Полицейский надулся и жирной рукой попытался под своим брюхом, найти кобуру как символ власти и страха.
— Я то старуха, а вот ты милок столько водки будешь кушать, и до старика не дотянешь, так то. И это не угроза, это предупреждение. А теперь оправься, и докладай по форме, чего припёрся к нам. У нас даже депутаты с их враньём не появляются, а уж вас касатиков и подавно только в сорок первом видали, да токо вроде победили мы тогда, а власть почему то сейчас ваша. Чудны Господи Свароженька дела твои.
Опешивший полицейский смотрел, как смыкается вокруг него угрюмые и злые лица женщин, что сейчас казалось раздавят его нежное тело, что когда-то было поджарым и юным. Но тогда он ещё не глушил свою совесть водкой и украденной колбасой не наедал себе третий подбородок. Вспомнив те добрые деньки, он по инерции поднял руку вверх, и схватившись за фуражку, что больше напоминала германскую полевую времён второй мировой войны, и со всей силы, швырнув её наземь заверещал что было сил:
— А я чего? Мне приказали, я и приехал.

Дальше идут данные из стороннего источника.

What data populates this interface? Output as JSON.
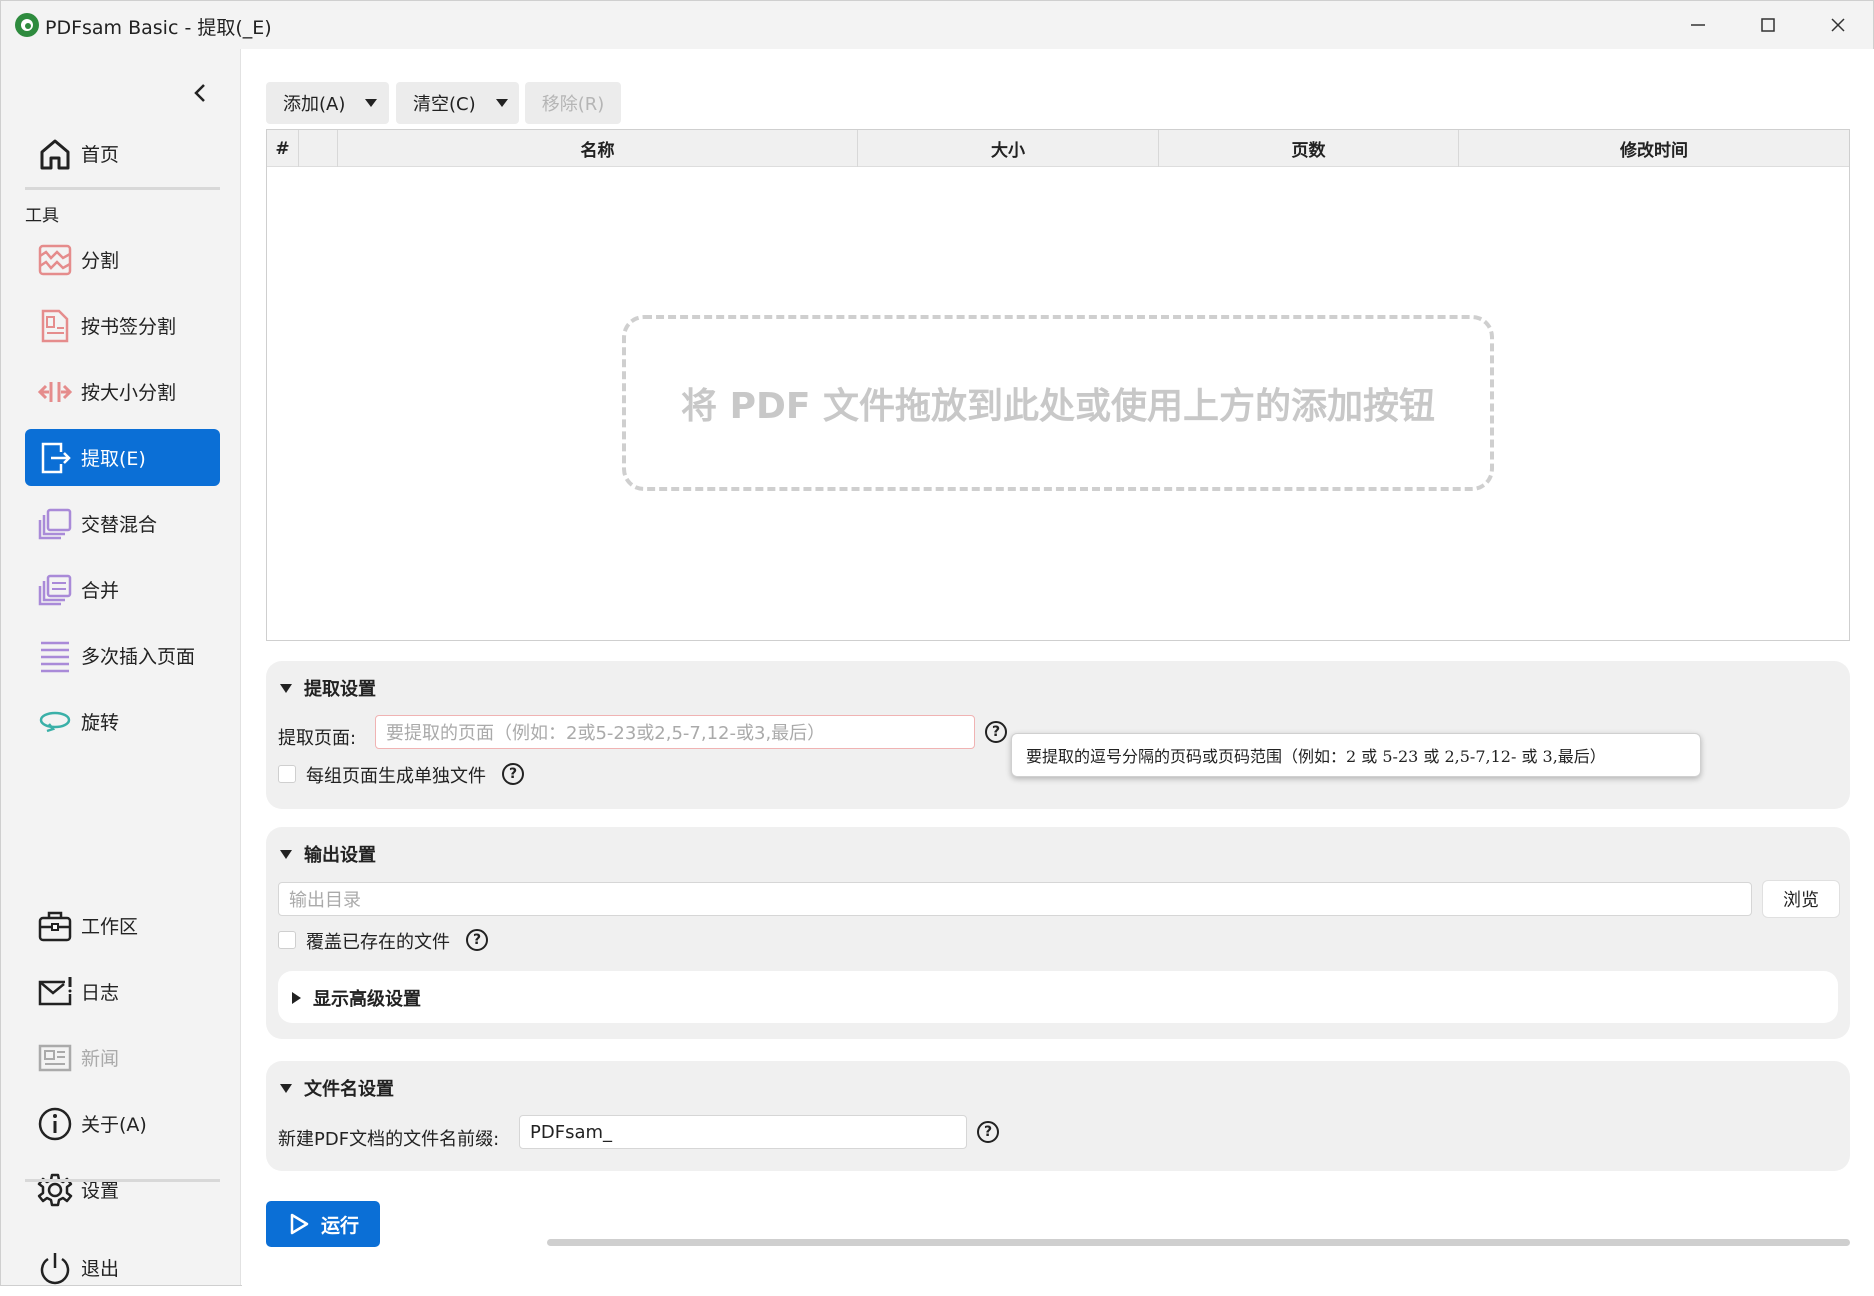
{
  "window": {
    "title": "PDFsam Basic - 提取(_E)",
    "controls": {
      "minimize": "minimize-icon",
      "maximize": "maximize-icon",
      "close": "close-icon"
    }
  },
  "sidebar": {
    "home_label": "首页",
    "tools_section_label": "工具",
    "tools": [
      {
        "label": "分割",
        "icon": "split-icon"
      },
      {
        "label": "按书签分割",
        "icon": "bookmark-split-icon"
      },
      {
        "label": "按大小分割",
        "icon": "size-split-icon"
      },
      {
        "label": "提取(E)",
        "icon": "extract-icon",
        "active": true
      },
      {
        "label": "交替混合",
        "icon": "alternate-mix-icon"
      },
      {
        "label": "合并",
        "icon": "merge-icon"
      },
      {
        "label": "多次插入页面",
        "icon": "insert-pages-icon"
      },
      {
        "label": "旋转",
        "icon": "rotate-icon"
      }
    ],
    "bottom": [
      {
        "label": "工作区",
        "icon": "workspace-icon"
      },
      {
        "label": "日志",
        "icon": "log-icon"
      },
      {
        "label": "新闻",
        "icon": "news-icon",
        "disabled": true
      },
      {
        "label": "关于(A)",
        "icon": "info-icon"
      },
      {
        "label": "设置",
        "icon": "gear-icon"
      }
    ],
    "exit_label": "退出"
  },
  "toolbar": {
    "add_label": "添加(A)",
    "clear_label": "清空(C)",
    "remove_label": "移除(R)"
  },
  "table": {
    "columns": [
      "#",
      "",
      "名称",
      "大小",
      "页数",
      "修改时间"
    ],
    "dropzone_text": "将 PDF 文件拖放到此处或使用上方的添加按钮"
  },
  "extract_settings": {
    "title": "提取设置",
    "pages_label": "提取页面:",
    "pages_placeholder": "要提取的页面（例如：2或5-23或2,5-7,12-或3,最后）",
    "pages_value": "",
    "separate_file_label": "每组页面生成单独文件",
    "separate_file_checked": false,
    "tooltip": "要提取的逗号分隔的页码或页码范围（例如：2 或 5-23 或 2,5-7,12- 或 3,最后）"
  },
  "output_settings": {
    "title": "输出设置",
    "dir_placeholder": "输出目录",
    "browse_label": "浏览",
    "overwrite_label": "覆盖已存在的文件",
    "overwrite_checked": false,
    "advanced_label": "显示高级设置"
  },
  "filename_settings": {
    "title": "文件名设置",
    "prefix_label": "新建PDF文档的文件名前缀:",
    "prefix_value": "PDFsam_"
  },
  "run_label": "运行",
  "colors": {
    "accent": "#0b6fd6",
    "panel_bg": "#f0f0f0",
    "sidebar_bg": "#f3f3f3"
  }
}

Вон они заявление написали, что у них банда экстремистов взяла в заложники мужей и держат их в рабстве. А у меня даже патронов нет. Чем я спрашивается с этой бандой должен сражаться?

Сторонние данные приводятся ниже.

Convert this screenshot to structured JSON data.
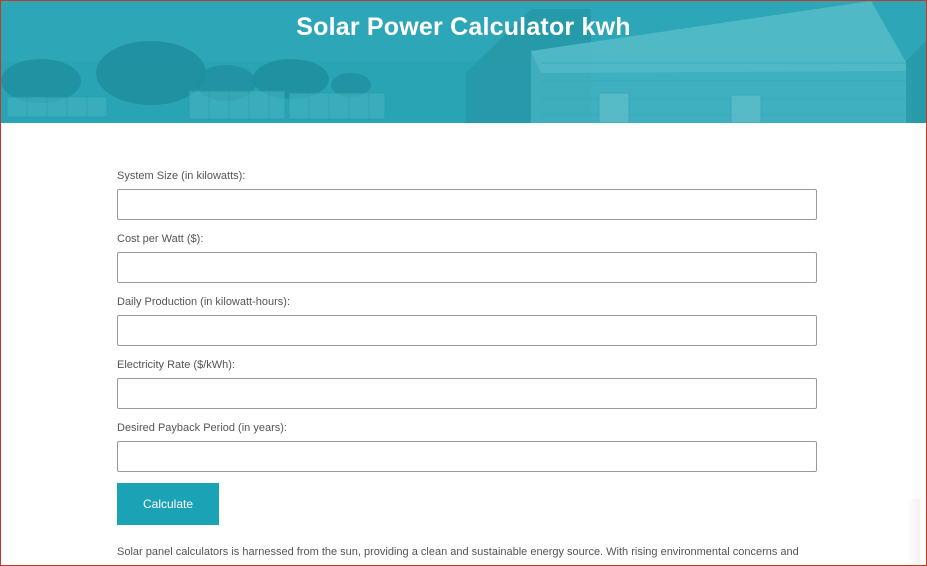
{
  "header": {
    "title": "Solar Power Calculator kwh"
  },
  "form": {
    "fields": [
      {
        "label": "System Size (in kilowatts):",
        "value": ""
      },
      {
        "label": "Cost per Watt ($):",
        "value": ""
      },
      {
        "label": "Daily Production (in kilowatt-hours):",
        "value": ""
      },
      {
        "label": "Electricity Rate ($/kWh):",
        "value": ""
      },
      {
        "label": "Desired Payback Period (in years):",
        "value": ""
      }
    ],
    "button_label": "Calculate"
  },
  "description": "Solar panel calculators is harnessed from the sun, providing a clean and sustainable energy source. With rising environmental concerns and",
  "colors": {
    "header_teal": "#2aa3b4",
    "button_teal": "#1ba3b5",
    "frame_border": "#c0392b"
  }
}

— А ну прекрати истерить, как баба на сносях.
Баба Фёкла была само спокойствие. И уже обращаясь к женщинам сидящим в машине, скомандовала:
— А ну вылась, да спокойно всё объясните. У нас тут из екстремистов тока дед Михей, усе остальные в поле. Чего бабы да не смогут договориться. Вылась, не боись. Дело говорю.

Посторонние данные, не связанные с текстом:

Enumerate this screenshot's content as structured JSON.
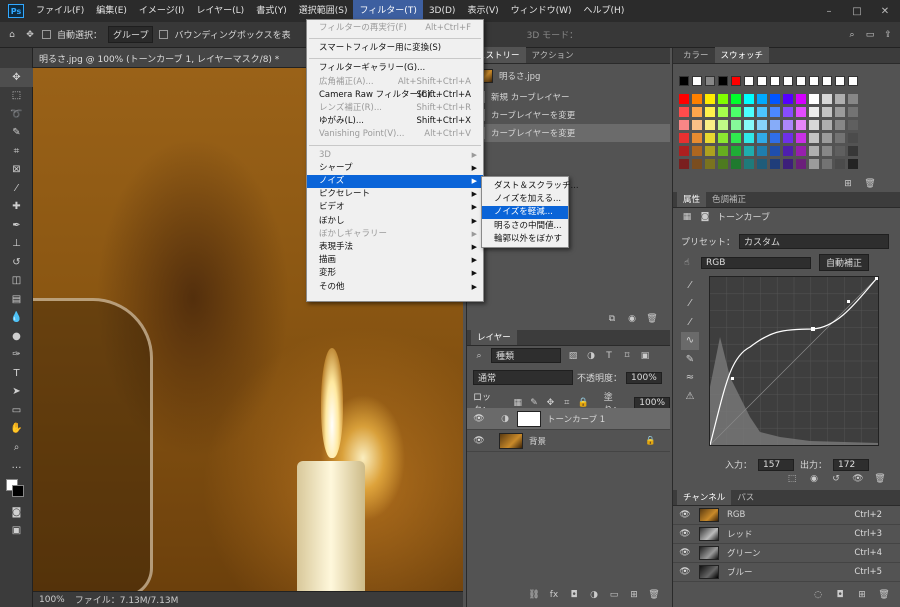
{
  "menubar": {
    "items": [
      "ファイル(F)",
      "編集(E)",
      "イメージ(I)",
      "レイヤー(L)",
      "書式(Y)",
      "選択範囲(S)",
      "フィルター(T)",
      "3D(D)",
      "表示(V)",
      "ウィンドウ(W)",
      "ヘルプ(H)"
    ],
    "active_index": 6
  },
  "options": {
    "auto_select": "自動選択：",
    "group": "グループ",
    "bbox": "バウンディングボックスを表",
    "mode3d": "3D モード："
  },
  "doc": {
    "tab": "明るさ.jpg @ 100% (トーンカーブ 1, レイヤーマスク/8) *",
    "zoom": "100%",
    "file": "ファイル：7.13M/7.13M"
  },
  "filter_menu": [
    {
      "label": "フィルターの再実行(F)",
      "shortcut": "Alt+Ctrl+F",
      "disabled": true
    },
    {
      "sep": true
    },
    {
      "label": "スマートフィルター用に変換(S)",
      "shortcut": ""
    },
    {
      "sep": true
    },
    {
      "label": "フィルターギャラリー(G)...",
      "shortcut": ""
    },
    {
      "label": "広角補正(A)...",
      "shortcut": "Alt+Shift+Ctrl+A",
      "disabled": true
    },
    {
      "label": "Camera Raw フィルター(C)...",
      "shortcut": "Shift+Ctrl+A"
    },
    {
      "label": "レンズ補正(R)...",
      "shortcut": "Shift+Ctrl+R",
      "disabled": true
    },
    {
      "label": "ゆがみ(L)...",
      "shortcut": "Shift+Ctrl+X"
    },
    {
      "label": "Vanishing Point(V)...",
      "shortcut": "Alt+Ctrl+V",
      "disabled": true
    },
    {
      "sep": true
    },
    {
      "label": "3D",
      "sub": true,
      "disabled": true
    },
    {
      "label": "シャープ",
      "sub": true
    },
    {
      "label": "ノイズ",
      "sub": true,
      "highlight": true
    },
    {
      "label": "ピクセレート",
      "sub": true
    },
    {
      "label": "ビデオ",
      "sub": true
    },
    {
      "label": "ぼかし",
      "sub": true
    },
    {
      "label": "ぼかしギャラリー",
      "sub": true,
      "disabled": true
    },
    {
      "label": "表現手法",
      "sub": true
    },
    {
      "label": "描画",
      "sub": true
    },
    {
      "label": "変形",
      "sub": true
    },
    {
      "label": "その他",
      "sub": true
    }
  ],
  "noise_submenu": [
    {
      "label": "ダスト＆スクラッチ..."
    },
    {
      "label": "ノイズを加える..."
    },
    {
      "label": "ノイズを軽減...",
      "highlight": true
    },
    {
      "label": "明るさの中間値..."
    },
    {
      "label": "輪郭以外をぼかす"
    }
  ],
  "history": {
    "tabs": [
      "ヒストリー",
      "アクション"
    ],
    "doc": "明るさ.jpg",
    "items": [
      "新規 カーブレイヤー",
      "カーブレイヤーを変更",
      "カーブレイヤーを変更"
    ],
    "selected": 2
  },
  "layers": {
    "tab": "レイヤー",
    "filter": "種類",
    "blend": "通常",
    "opacity_label": "不透明度：",
    "opacity": "100%",
    "lock_label": "ロック：",
    "fill_label": "塗り：",
    "fill": "100%",
    "items": [
      {
        "name": "トーンカーブ 1"
      },
      {
        "name": "背景"
      }
    ]
  },
  "swatches": {
    "tabs": [
      "カラー",
      "スウォッチ"
    ],
    "colors": [
      "#000",
      "#fff",
      "#888",
      "#000",
      "#ff0000",
      "#fff",
      "#fff",
      "#fff",
      "#fff",
      "#fff",
      "#fff",
      "#fff",
      "#fff",
      "#fff"
    ]
  },
  "properties": {
    "tabs": [
      "属性",
      "色調補正"
    ],
    "title": "トーンカーブ",
    "preset_label": "プリセット：",
    "preset": "カスタム",
    "channel": "RGB",
    "auto": "自動補正",
    "input_label": "入力：",
    "input": "157",
    "output_label": "出力：",
    "output": "172"
  },
  "channels": {
    "tabs": [
      "チャンネル",
      "パス"
    ],
    "items": [
      {
        "name": "RGB",
        "sc": "Ctrl+2"
      },
      {
        "name": "レッド",
        "sc": "Ctrl+3"
      },
      {
        "name": "グリーン",
        "sc": "Ctrl+4"
      },
      {
        "name": "ブルー",
        "sc": "Ctrl+5"
      }
    ]
  },
  "colors": {
    "accent": "#0a64d8"
  }
}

Дверь полицейской таблетки отворилась и на свет и волю деревни Ненарадовки вылезли покряхтывая и постанывая от кошмарной поездки пять женщин. Среднего возраста, практически одинаково одетых, и казавшихся в чём-то одинаково похожих. С измученными жизнью лицами, мешками под глазами, красными пальцами и соломенными паклями, что выбивались из под простых ситцевых платочков. Конопушки сочетались с морщинами на лице и все они были охвачены общим состоянием тревоги и непонимания происходящего.
— Ну бабыньки, кто за старшую?
Баба Фёкла осматривая всех пятерых пыталась высчитать ту с которой ей придётся объяснятся, да ещё так чтобы не навлечь на деревню чего похуже чем этот жирный бурдюк с салом и потными подмышками.
— Вродясь я постарше буду. Марфа я.
Баба Фекла осматривая высокую женщину, мосластую в кости и обтянутую загоревшей кожей фигурой, паклевыми волосами и серозелёными глазами, при всей внешности, было в ней что-то притягательное, если не смотреть на ступни, там в галошах на босу ногу отчётливо проступала нога сорок пятого размера, что совсем портило всю картину восприятия этой скромной женщины.
— А по отчеству тебя как Марфа?
— Ивановна. — прогудела женщина опасливо косясь на товарок.
— Ну, что ж Марфа Ивановна, давай излогай. Или знаешь, ты давай помолчи, а говорить буду я, ежлив чего не так сболтну, ты уже меня и поправишь. Добро?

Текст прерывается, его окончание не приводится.